2. The Hoffers cite William Blackstone as an authority, without adequate attention to the fact that his volumes were not widely distributed in the colonies until late in the imperial crisis and that in America his rendering of parliamentary supremacy was seen as both recent and highly controversial. For an excellent treatment of Blackstone's influence (and lack thereof), see Martin Jordan Minot, "The Irrelevance of Blackstone: Rethinking the Eighteenth-Century Importance of the Commentaries," Virginia Law Review 104, no. 7 (November 2018): 1359–97.
3. Bernard Bailyn, The Ideological Origins of the American Revolution, enlarged ed. (Cambridge, Mass., 1992); Thomas Jefferson, Jefferson's Legal Commonplace Book, ed. David Thomas Konig and Michael P. Zuckert (Princeton, N.J., 2019).

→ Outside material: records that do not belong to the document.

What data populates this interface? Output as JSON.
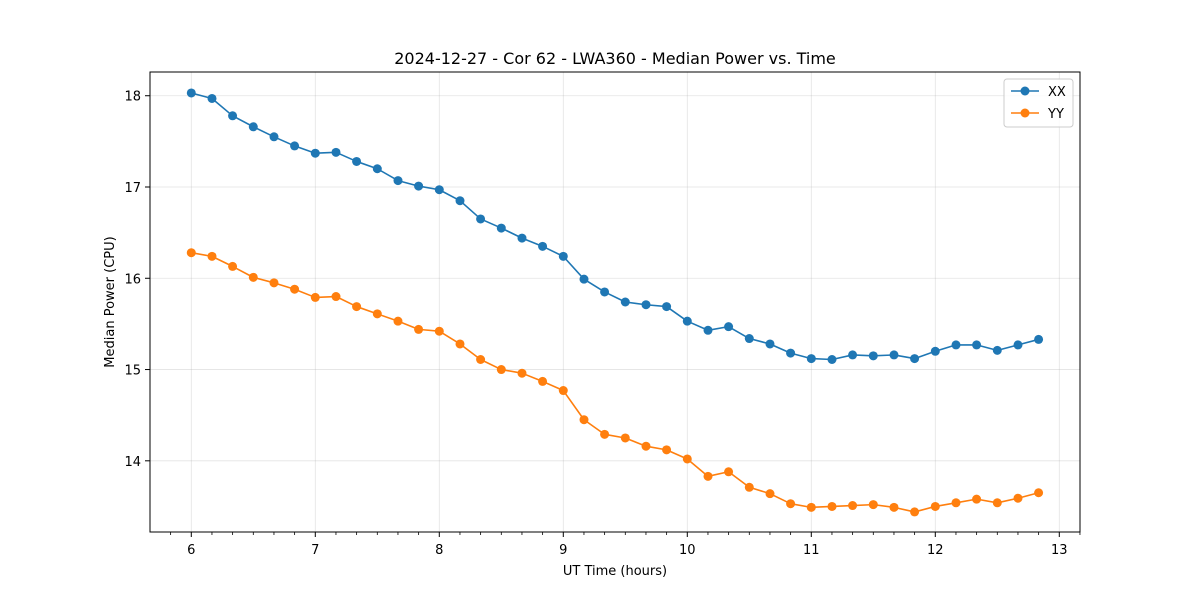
{
  "chart_data": {
    "type": "line",
    "title": "2024-12-27 - Cor 62 - LWA360 - Median Power vs. Time",
    "xlabel": "UT Time (hours)",
    "ylabel": "Median Power (CPU)",
    "xlim": [
      5.667,
      13.167
    ],
    "ylim": [
      13.22,
      18.26
    ],
    "xticks": [
      6,
      7,
      8,
      9,
      10,
      11,
      12,
      13
    ],
    "yticks": [
      14,
      15,
      16,
      17,
      18
    ],
    "xtick_labels": [
      "6",
      "7",
      "8",
      "9",
      "10",
      "11",
      "12",
      "13"
    ],
    "ytick_labels": [
      "14",
      "15",
      "16",
      "17",
      "18"
    ],
    "grid": true,
    "legend_position": "top-right",
    "x": [
      6.0,
      6.167,
      6.333,
      6.5,
      6.667,
      6.833,
      7.0,
      7.167,
      7.333,
      7.5,
      7.667,
      7.833,
      8.0,
      8.167,
      8.333,
      8.5,
      8.667,
      8.833,
      9.0,
      9.167,
      9.333,
      9.5,
      9.667,
      9.833,
      10.0,
      10.167,
      10.333,
      10.5,
      10.667,
      10.833,
      11.0,
      11.167,
      11.333,
      11.5,
      11.667,
      11.833,
      12.0,
      12.167,
      12.333,
      12.5,
      12.667,
      12.833
    ],
    "series": [
      {
        "name": "XX",
        "color": "#1f77b4",
        "values": [
          18.03,
          17.97,
          17.78,
          17.66,
          17.55,
          17.45,
          17.37,
          17.38,
          17.28,
          17.2,
          17.07,
          17.01,
          16.97,
          16.85,
          16.65,
          16.55,
          16.44,
          16.35,
          16.24,
          15.99,
          15.85,
          15.74,
          15.71,
          15.69,
          15.53,
          15.43,
          15.47,
          15.34,
          15.28,
          15.18,
          15.12,
          15.11,
          15.16,
          15.15,
          15.16,
          15.12,
          15.2,
          15.27,
          15.27,
          15.21,
          15.27,
          15.33
        ]
      },
      {
        "name": "YY",
        "color": "#ff7f0e",
        "values": [
          16.28,
          16.24,
          16.13,
          16.01,
          15.95,
          15.88,
          15.79,
          15.8,
          15.69,
          15.61,
          15.53,
          15.44,
          15.42,
          15.28,
          15.11,
          15.0,
          14.96,
          14.87,
          14.77,
          14.45,
          14.29,
          14.25,
          14.16,
          14.12,
          14.02,
          13.83,
          13.88,
          13.71,
          13.64,
          13.53,
          13.49,
          13.5,
          13.51,
          13.52,
          13.49,
          13.44,
          13.5,
          13.54,
          13.58,
          13.54,
          13.59,
          13.65
        ]
      }
    ]
  }
}
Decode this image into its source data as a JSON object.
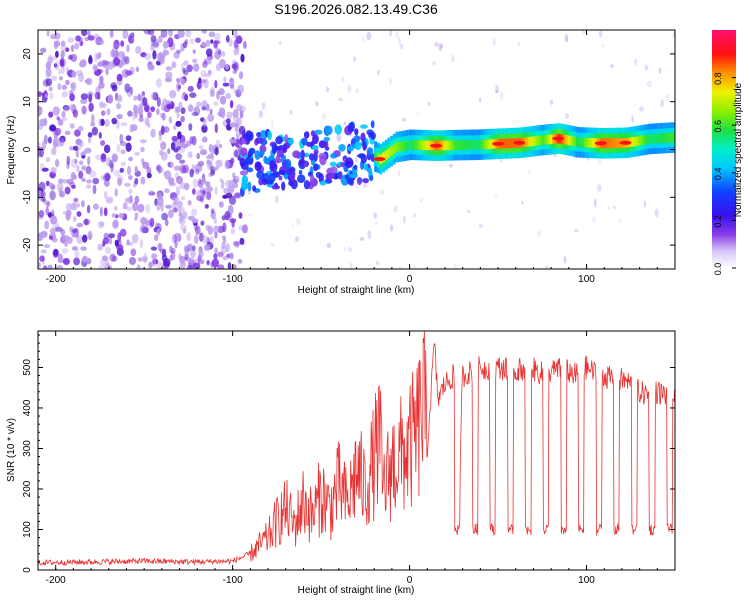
{
  "title": "S196.2026.082.13.49.C36",
  "colors": {
    "snr_line": "#e83232",
    "spec_weak": "#b898ec",
    "spec_mid": "#7a2ee0",
    "spec_strong": "#4a10cc"
  },
  "chart_data": [
    {
      "type": "heatmap",
      "title": "S196.2026.082.13.49.C36",
      "xlabel": "Height of straight line (km)",
      "ylabel": "Frequency (Hz)",
      "xlim": [
        -210,
        150
      ],
      "ylim": [
        -25,
        25
      ],
      "xticks": [
        -200,
        -100,
        0,
        100
      ],
      "yticks": [
        -20,
        -10,
        0,
        10,
        20
      ],
      "colorbar": {
        "label": "Normalized spectral amplitude",
        "range": [
          0,
          1
        ],
        "ticks": [
          0.0,
          0.2,
          0.4,
          0.6,
          0.8
        ],
        "tick_labels": [
          "0.0",
          "0.2",
          "0.4",
          "0.6",
          "0.8"
        ],
        "colormap": "rainbow (white → violet → blue → cyan → green → yellow → red → magenta)"
      },
      "ridge": [
        {
          "x": -95,
          "y": -3.0,
          "amp": 0.15
        },
        {
          "x": -80,
          "y": -4.0,
          "amp": 0.22
        },
        {
          "x": -70,
          "y": -5.0,
          "amp": 0.25
        },
        {
          "x": -60,
          "y": -3.5,
          "amp": 0.28
        },
        {
          "x": -50,
          "y": -2.0,
          "amp": 0.3
        },
        {
          "x": -40,
          "y": -1.0,
          "amp": 0.32
        },
        {
          "x": -30,
          "y": 0.0,
          "amp": 0.35
        },
        {
          "x": -20,
          "y": -1.5,
          "amp": 0.55
        },
        {
          "x": -17,
          "y": -2.0,
          "amp": 0.75
        },
        {
          "x": -8,
          "y": 0.5,
          "amp": 0.65
        },
        {
          "x": 0,
          "y": 1.0,
          "amp": 0.55
        },
        {
          "x": 15,
          "y": 0.8,
          "amp": 0.85
        },
        {
          "x": 25,
          "y": 0.9,
          "amp": 0.6
        },
        {
          "x": 38,
          "y": 1.0,
          "amp": 0.55
        },
        {
          "x": 50,
          "y": 1.2,
          "amp": 0.85
        },
        {
          "x": 62,
          "y": 1.4,
          "amp": 0.85
        },
        {
          "x": 75,
          "y": 2.0,
          "amp": 0.6
        },
        {
          "x": 84,
          "y": 2.3,
          "amp": 0.9
        },
        {
          "x": 95,
          "y": 1.5,
          "amp": 0.55
        },
        {
          "x": 108,
          "y": 1.3,
          "amp": 0.85
        },
        {
          "x": 122,
          "y": 1.4,
          "amp": 0.8
        },
        {
          "x": 135,
          "y": 2.2,
          "amp": 0.55
        },
        {
          "x": 148,
          "y": 2.5,
          "amp": 0.6
        }
      ]
    },
    {
      "type": "line",
      "xlabel": "Height of straight line (km)",
      "ylabel": "SNR (10 * v/v)",
      "xlim": [
        -210,
        150
      ],
      "ylim": [
        0,
        590
      ],
      "xticks": [
        -200,
        -100,
        0,
        100
      ],
      "yticks": [
        0,
        100,
        200,
        300,
        400,
        500
      ],
      "series": [
        {
          "name": "SNR",
          "x": [
            -210,
            -180,
            -150,
            -120,
            -100,
            -90,
            -80,
            -75,
            -70,
            -65,
            -60,
            -55,
            -50,
            -45,
            -40,
            -35,
            -30,
            -25,
            -20,
            -17,
            -15,
            -10,
            -5,
            0,
            5,
            8,
            10,
            12,
            14,
            16,
            20,
            25,
            27,
            30,
            35,
            40,
            45,
            50,
            55,
            60,
            65,
            70,
            75,
            80,
            85,
            90,
            95,
            100,
            105,
            110,
            115,
            120,
            125,
            130,
            135,
            140,
            145,
            150
          ],
          "y": [
            18,
            20,
            22,
            20,
            22,
            40,
            80,
            120,
            150,
            110,
            170,
            130,
            190,
            150,
            210,
            160,
            250,
            200,
            270,
            330,
            200,
            260,
            280,
            300,
            350,
            420,
            300,
            430,
            560,
            420,
            460,
            480,
            100,
            480,
            490,
            500,
            495,
            500,
            495,
            490,
            500,
            495,
            485,
            490,
            495,
            490,
            480,
            500,
            485,
            480,
            470,
            470,
            460,
            440,
            430,
            440,
            430,
            420
          ]
        }
      ],
      "notches": {
        "x": [
          27,
          37,
          47,
          57,
          67,
          77,
          87,
          97,
          107,
          117,
          127,
          137,
          147
        ],
        "low_value": 100
      }
    }
  ]
}
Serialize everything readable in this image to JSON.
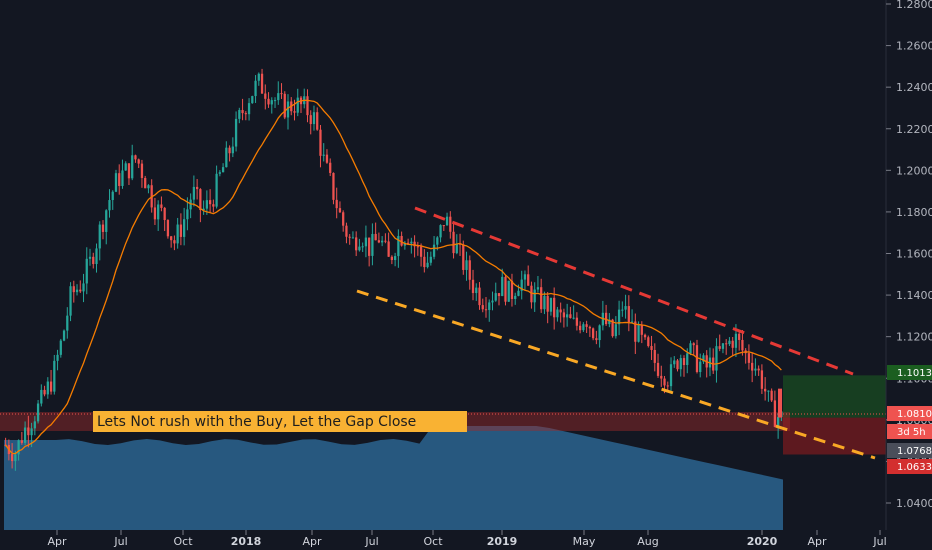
{
  "chart_data": {
    "type": "candlestick",
    "y_axis": {
      "position": "right",
      "scale": "linear",
      "ylim": [
        1.03,
        1.28
      ],
      "ticks": [
        "1.04000",
        "1.06000",
        "1.08000",
        "1.10000",
        "1.12000",
        "1.14000",
        "1.16000",
        "1.18000",
        "1.20000",
        "1.22000",
        "1.24000",
        "1.26000",
        "1.28000"
      ]
    },
    "x_axis": {
      "ticks": [
        "Apr",
        "Jul",
        "Oct",
        "2018",
        "Apr",
        "Jul",
        "Oct",
        "2019",
        "May",
        "Aug",
        "2020",
        "Apr",
        "Jul"
      ],
      "bold_ticks": [
        "2018",
        "2019",
        "2020"
      ]
    },
    "grid": false,
    "colors": {
      "background": "#131722",
      "up": "#26a69a",
      "down": "#ef5350",
      "ma_line": "#f57c00",
      "volume": "#2f6f9f",
      "upper_trendline": "#e53935",
      "lower_trendline": "#f9a825",
      "annotation_bg": "#f9b233",
      "green_zone": "#1b5e20",
      "red_zone": "#b71c1c"
    },
    "series": [
      {
        "kind": "price",
        "description": "EURUSD-style daily candles, approximate closing path",
        "closes": [
          1.068,
          1.064,
          1.075,
          1.082,
          1.09,
          1.1,
          1.118,
          1.14,
          1.145,
          1.155,
          1.17,
          1.185,
          1.196,
          1.2,
          1.206,
          1.195,
          1.182,
          1.178,
          1.165,
          1.175,
          1.19,
          1.18,
          1.185,
          1.198,
          1.21,
          1.225,
          1.235,
          1.242,
          1.238,
          1.233,
          1.23,
          1.232,
          1.23,
          1.225,
          1.205,
          1.19,
          1.175,
          1.165,
          1.17,
          1.162,
          1.168,
          1.156,
          1.168,
          1.17,
          1.162,
          1.155,
          1.162,
          1.178,
          1.165,
          1.155,
          1.145,
          1.138,
          1.14,
          1.145,
          1.14,
          1.148,
          1.142,
          1.138,
          1.135,
          1.13,
          1.128,
          1.125,
          1.13,
          1.122,
          1.128,
          1.12,
          1.135,
          1.125,
          1.118,
          1.11,
          1.105,
          1.1,
          1.11,
          1.114,
          1.108,
          1.105,
          1.11,
          1.115,
          1.12,
          1.112,
          1.108,
          1.098,
          1.083,
          1.081
        ]
      }
    ],
    "trendlines": [
      {
        "name": "upper",
        "style": "dashed",
        "from": [
          "2018-09",
          1.18
        ],
        "to": [
          "2020-05",
          1.1
        ]
      },
      {
        "name": "lower",
        "style": "dashed",
        "from": [
          "2018-06",
          1.145
        ],
        "to": [
          "2020-06",
          1.063
        ]
      }
    ],
    "zones": [
      {
        "kind": "target",
        "from_price": 1.0811,
        "to_price": 1.1014
      },
      {
        "kind": "stop",
        "from_price": 1.0633,
        "to_price": 1.0811
      }
    ],
    "price_labels": [
      {
        "text": "1.10139",
        "value": 1.10139,
        "bg": "#1b5e20"
      },
      {
        "text": "1.08107",
        "value": 1.08107,
        "bg": "#ef5350"
      },
      {
        "text": "3d 5h",
        "value": 1.0745,
        "bg": "#ef5350"
      },
      {
        "text": "1.07689",
        "value": 1.07689,
        "bg": "#4a4e5a"
      },
      {
        "text": "1.06333",
        "value": 1.06333,
        "bg": "#d32f2f"
      }
    ],
    "annotation": "Lets Not rush with the Buy, Let the Gap Close"
  }
}
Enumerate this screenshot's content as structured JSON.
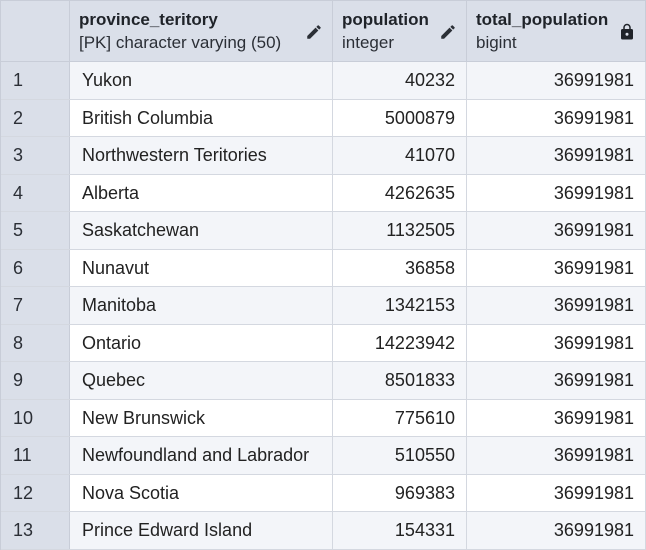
{
  "columns": [
    {
      "name": "province_teritory",
      "type": "[PK] character varying (50)",
      "icon": "pencil-icon"
    },
    {
      "name": "population",
      "type": "integer",
      "icon": "pencil-icon"
    },
    {
      "name": "total_population",
      "type": "bigint",
      "icon": "lock-icon"
    }
  ],
  "rows": [
    {
      "num": "1",
      "province": "Yukon",
      "population": "40232",
      "total": "36991981"
    },
    {
      "num": "2",
      "province": "British Columbia",
      "population": "5000879",
      "total": "36991981"
    },
    {
      "num": "3",
      "province": "Northwestern Teritories",
      "population": "41070",
      "total": "36991981"
    },
    {
      "num": "4",
      "province": "Alberta",
      "population": "4262635",
      "total": "36991981"
    },
    {
      "num": "5",
      "province": "Saskatchewan",
      "population": "1132505",
      "total": "36991981"
    },
    {
      "num": "6",
      "province": "Nunavut",
      "population": "36858",
      "total": "36991981"
    },
    {
      "num": "7",
      "province": "Manitoba",
      "population": "1342153",
      "total": "36991981"
    },
    {
      "num": "8",
      "province": "Ontario",
      "population": "14223942",
      "total": "36991981"
    },
    {
      "num": "9",
      "province": "Quebec",
      "population": "8501833",
      "total": "36991981"
    },
    {
      "num": "10",
      "province": "New Brunswick",
      "population": "775610",
      "total": "36991981"
    },
    {
      "num": "11",
      "province": "Newfoundland and Labrador",
      "population": "510550",
      "total": "36991981"
    },
    {
      "num": "12",
      "province": "Nova Scotia",
      "population": "969383",
      "total": "36991981"
    },
    {
      "num": "13",
      "province": "Prince Edward Island",
      "population": "154331",
      "total": "36991981"
    }
  ],
  "colors": {
    "header_bg": "#dadfe9",
    "row_alt_bg": "#f3f5f9",
    "border": "#c8cdd8"
  }
}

4. For example, the Hoffers describe Jefferson as believing "that the process of making laws should be open and fair" and conclude that "today this is called 'process theory'" (102). They describe James Otis Jr. as offering an "originalist" approach by looking into "the intent of the framers" (31) of the writs of assistance in his argument in that case and see Joseph Galloway as presaging Justice William Brennan's twentieth-century "living constitution" (90) theory of constitutional interpretation when Galloway proposed a plan for colonial union in 1774. Such comparisons are problematic without fuller explanation and argument.